To set up the Connector, you will need to gather connection details and configure your DataBricks cluster. Log in to your Databricks Cloud Account and then follow the steps below.

Get connection details

Streamkap connects to Databricks via a JDBC URL. You can use either an All-Purpose Compute or a SQL Warehouse as the compute resource.

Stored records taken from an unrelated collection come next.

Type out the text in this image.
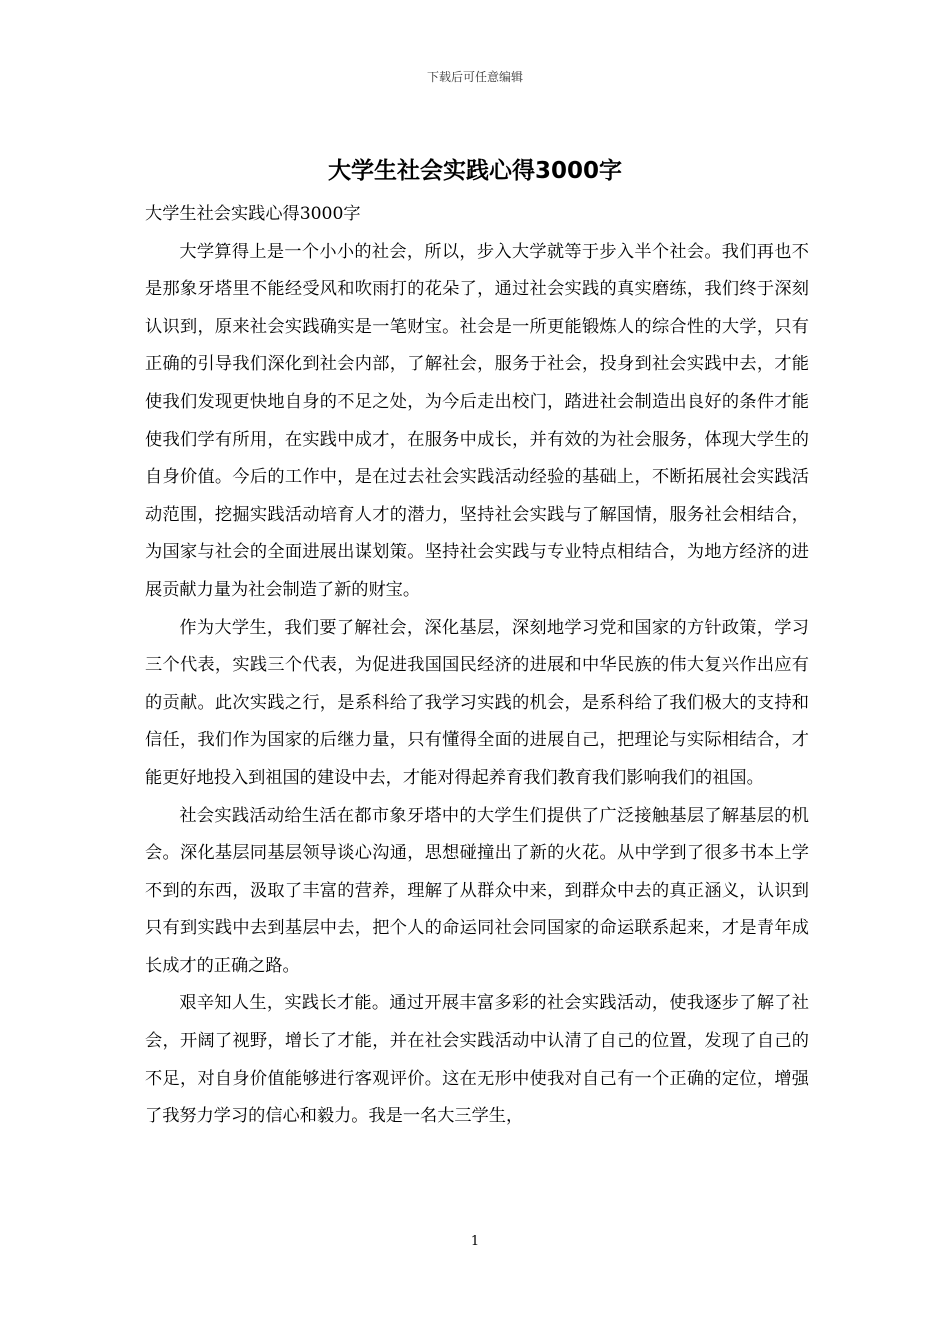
下载后可任意编辑
大学生社会实践心得3000字

大学生社会实践心得3000字

大学算得上是一个小小的社会，所以，步入大学就等于步入半个社会。我们再也不是那象牙塔里不能经受风和吹雨打的花朵了，通过社会实践的真实磨练，我们终于深刻认识到，原来社会实践确实是一笔财宝。社会是一所更能锻炼人的综合性的大学，只有正确的引导我们深化到社会内部，了解社会，服务于社会，投身到社会实践中去，才能使我们发现更快地自身的不足之处，为今后走出校门，踏进社会制造出良好的条件才能使我们学有所用，在实践中成才，在服务中成长，并有效的为社会服务，体现大学生的自身价值。今后的工作中，是在过去社会实践活动经验的基础上，不断拓展社会实践活动范围，挖掘实践活动培育人才的潜力，坚持社会实践与了解国情，服务社会相结合，为国家与社会的全面进展出谋划策。坚持社会实践与专业特点相结合，为地方经济的进展贡献力量为社会制造了新的财宝。

作为大学生，我们要了解社会，深化基层，深刻地学习党和国家的方针政策，学习三个代表，实践三个代表，为促进我国国民经济的进展和中华民族的伟大复兴作出应有的贡献。此次实践之行，是系科给了我学习实践的机会，是系科给了我们极大的支持和信任，我们作为国家的后继力量，只有懂得全面的进展自己，把理论与实际相结合，才能更好地投入到祖国的建设中去，才能对得起养育我们教育我们影响我们的祖国。

社会实践活动给生活在都市象牙塔中的大学生们提供了广泛接触基层了解基层的机会。深化基层同基层领导谈心沟通，思想碰撞出了新的火花。从中学到了很多书本上学不到的东西，汲取了丰富的营养，理解了从群众中来，到群众中去的真正涵义，认识到只有到实践中去到基层中去，把个人的命运同社会同国家的命运联系起来，才是青年成长成才的正确之路。

艰辛知人生，实践长才能。通过开展丰富多彩的社会实践活动，使我逐步了解了社会，开阔了视野，增长了才能，并在社会实践活动中认清了自己的位置，发现了自己的不足，对自身价值能够进行客观评价。这在无形中使我对自己有一个正确的定位，增强了我努力学习的信心和毅力。我是一名大三学生，

1
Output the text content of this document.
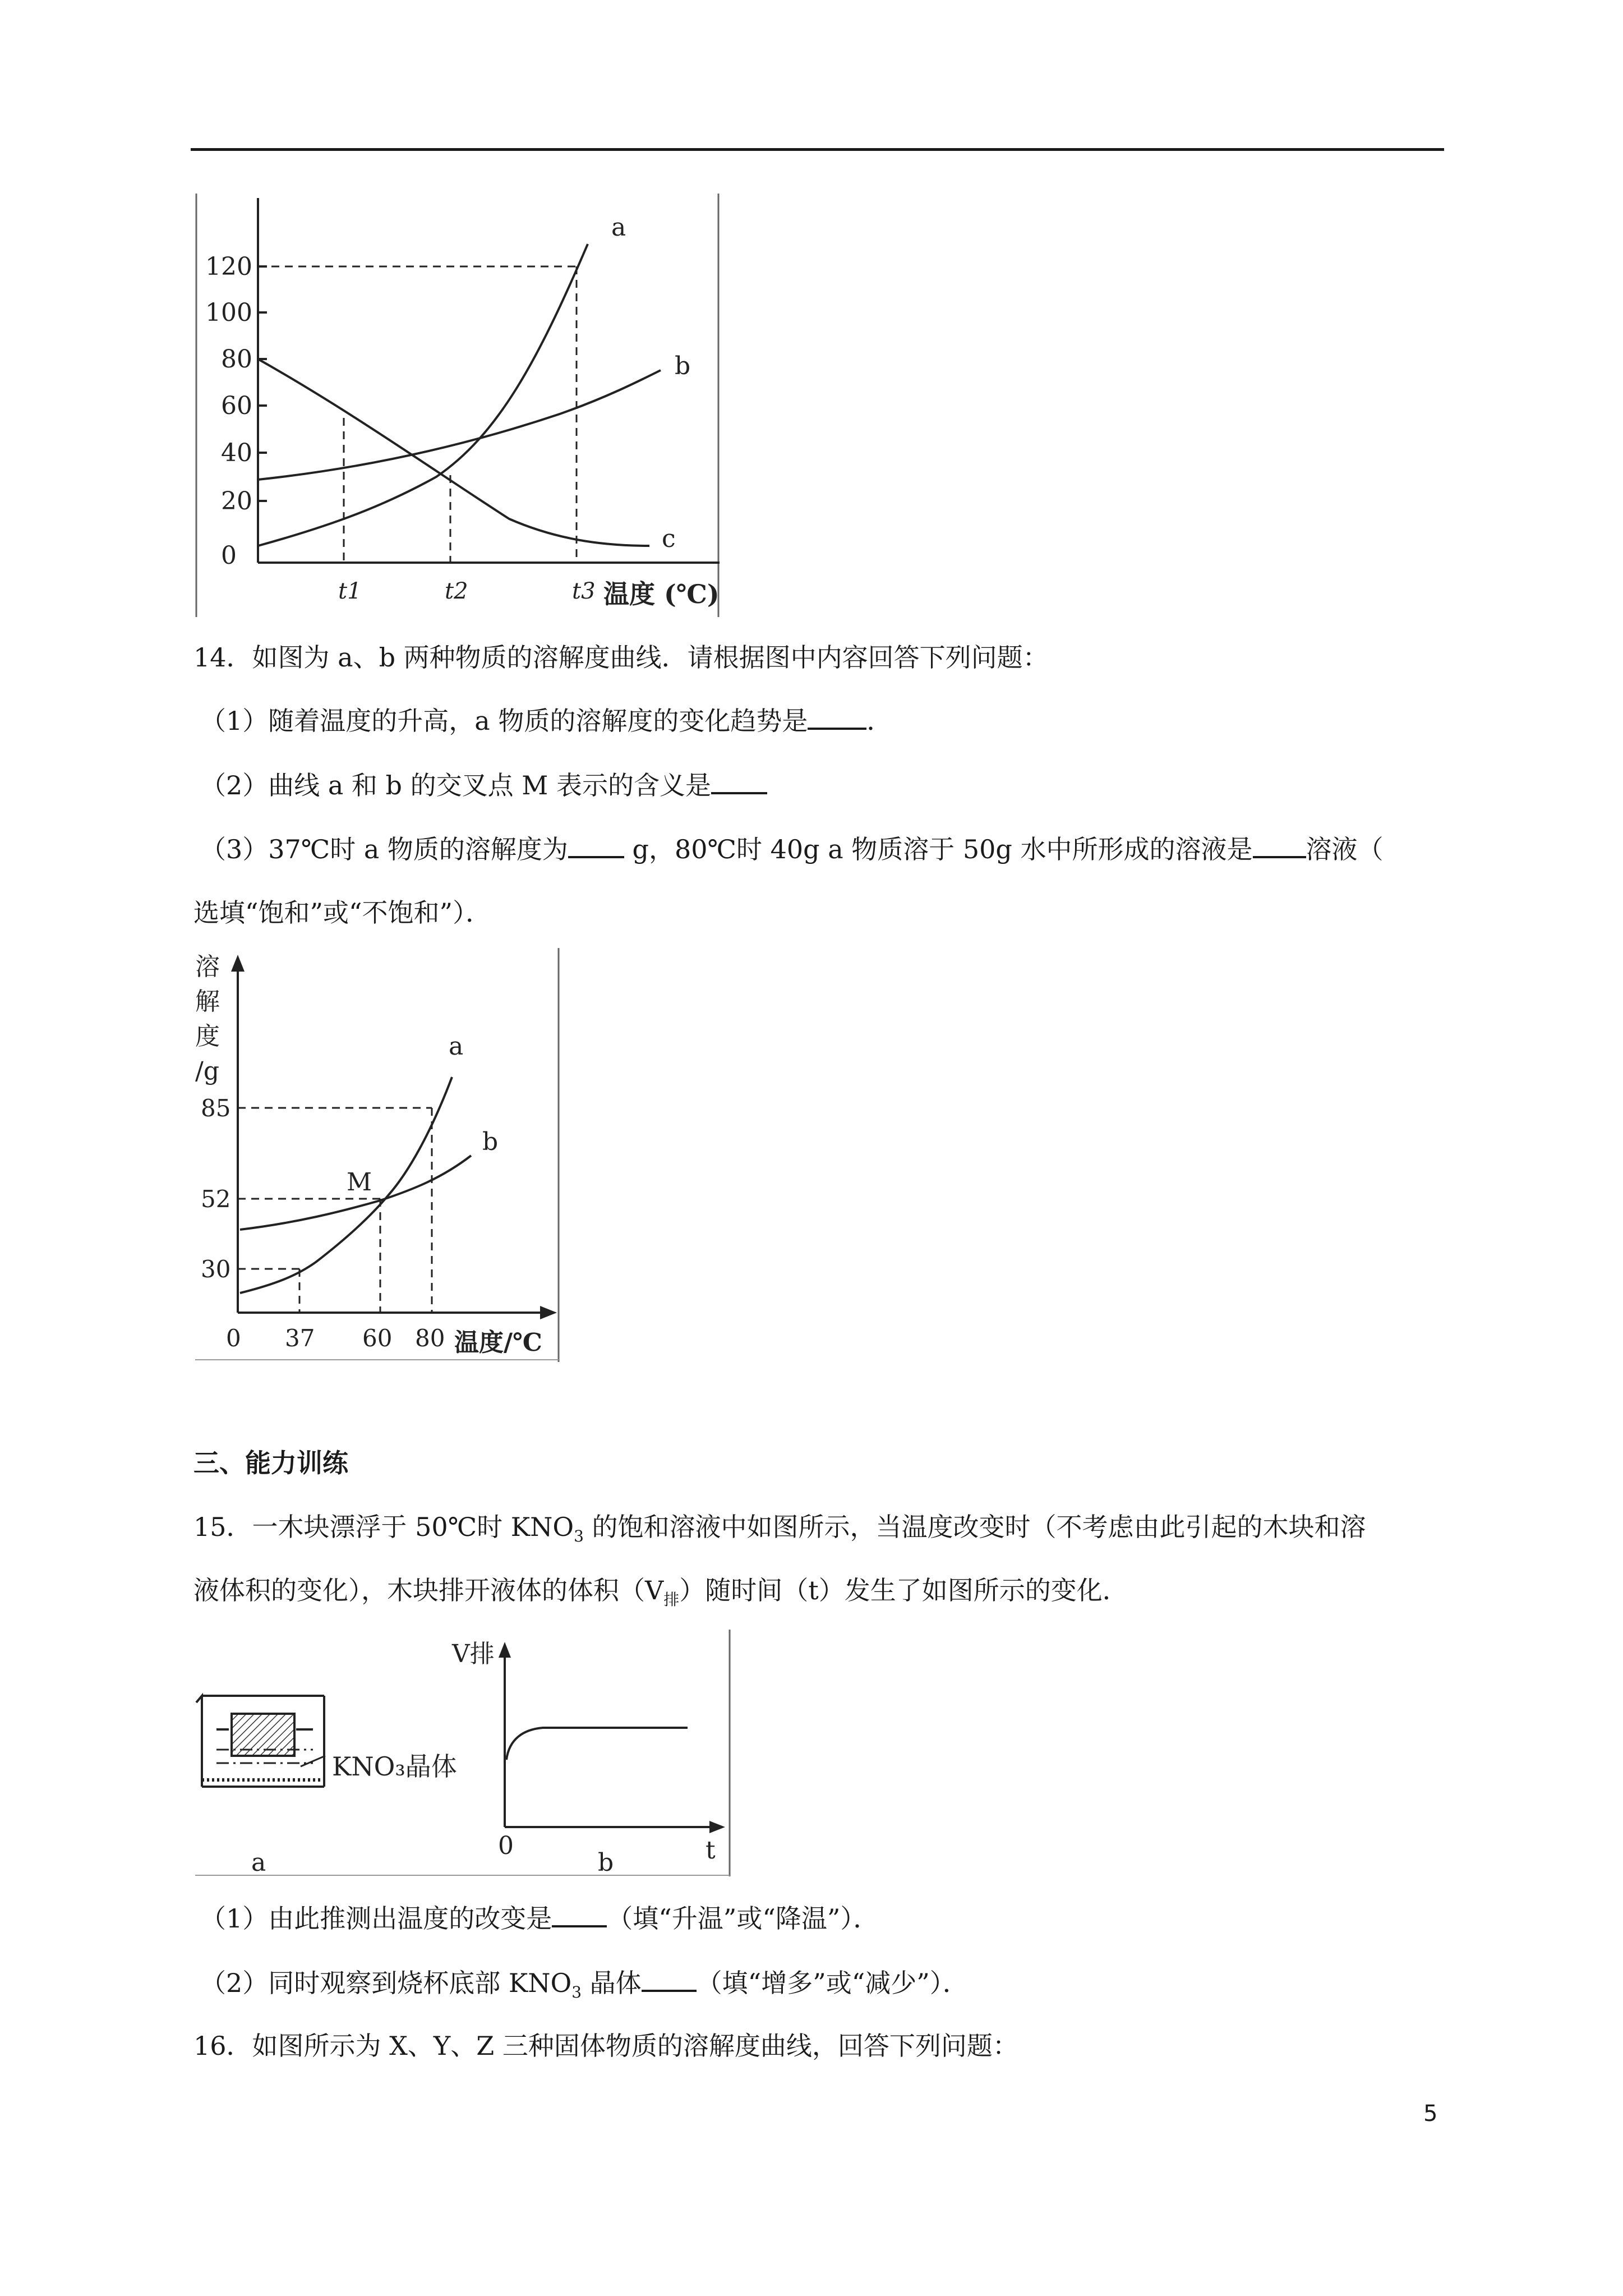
120
100
80
60
40
20
0
a
b
c
t1	t2	t3 温度 (℃)
14．如图为 a、b 两种物质的溶解度曲线．请根据图中内容回答下列问题：
（1）随着温度的升高，a 物质的溶解度的变化趋势是 ．
（2）曲线 a 和 b 的交叉点 M 表示的含义是
（3）37℃时 a 物质的溶解度为 g，80℃时 40g a 物质溶于 50g 水中所形成的溶液是 溶液（
选填“饱和”或“不饱和”）．
溶
解
度
/g
a
b
M
85
52
30
0 37 60 80 温度/℃
三、能力训练
15．一木块漂浮于 50℃时 $KNO_3$ 的饱和溶液中如图所示，当温度改变时（不考虑由此引起的木块和溶
液体积的变化），木块排开液体的体积$(V_排)$随时间（t）发生了如图所示的变化．
KNO₃晶体
a
V排
t
0
b
（1）由此推测出温度的改变是 （填“升温”或“降温”）．
（2）同时观察到烧杯底部 $KNO_3$ 晶体 （填“增多”或“减少”）．
16．如图所示为 X、Y、Z 三种固体物质的溶解度曲线，回答下列问题：
5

Option A: All-Purpose Compute

  1. Open the Compute page from the sidebar and choose your cluster
  2. Click on Advanced Options
  3. Open the JDBC/ODBC tab
  4. Copy the JDBC Connection URL

Option B: SQL Warehouse

A SQL Warehouse can automatically scale across multiple Spark clusters to handle concurrent workloads, but is generally more expensive than an All-Purpose Cluster. To get the JDBC URL for a SQL Warehouse:
  1. Open the SQL Warehouses page from the sidebar
  2. Select your warehouse
  3. Open the Connection Details tab
  4. Copy the JDBC URL
For both options, you can append ConnCatalog=<your catalog name> to the JDBC URL to select a catalog other than the default.

Generate an access token

For setting the Streamkap DataBricks’ Token:
  1. Open Settings page from the sidebar and then User Settings
  2. Open the Personal Access Tokens tab
  3. Click + Generate New Token
  4. (Optional) Enter a comment and change the token lifetime
  5. Click Generate
  6. Copy the access token

Create a temporary directory

  1. Create tmp directory on the Databricks File System (DBFS)

How it works

As data’s streamed from the source in to topics (think of them as partitioned tables), the Databricks Sink connector will:
  • Check whether tables for the topics exist in Databricks, if not, it creates them
  • Automatically handle schema evolution when the source schema changes (e.g. new columns, data type changes)
  • Stream change data into Parquet files and upload them to the tmp directory on the Databricks File System (DBFS) and:
    • Load data to the target table using SQL bulk import COPY
    • Clean up the Parquet files

Ingestion Modes

Streamkap supports two ingestion modes for writing data to Databricks Delta Lake: Upsert and Append.

Upsert

Upsert mode uses a MERGE INTO statement to insert new records and update existing ones based on the primary key columns from the source table.
  • New records (no matching primary key in the target) are inserted
  • Existing records (matching primary key) are updated with the latest values
  • Deleted records (when hard delete is enabled) are physically removed from the target table
  • Out-of-order protection: Streamkap tracks record timestamps and offsets to ensure older records never overwrite newer data
Upsert is the recommended mode for most use cases, as it keeps your target table in sync with the source and handles updates and deletes automatically.

Append

Append mode uses a simple INSERT INTO statement to add all incoming records as new rows.
  • Every record is inserted regardless of whether a row with the same key already exists
  • No deduplication or update logic is applied
  • Deletes from the source are not reflected in the target
Append is useful for event logs, audit trails, or any scenario where you want to preserve every change as a separate row rather than maintaining a current-state replica.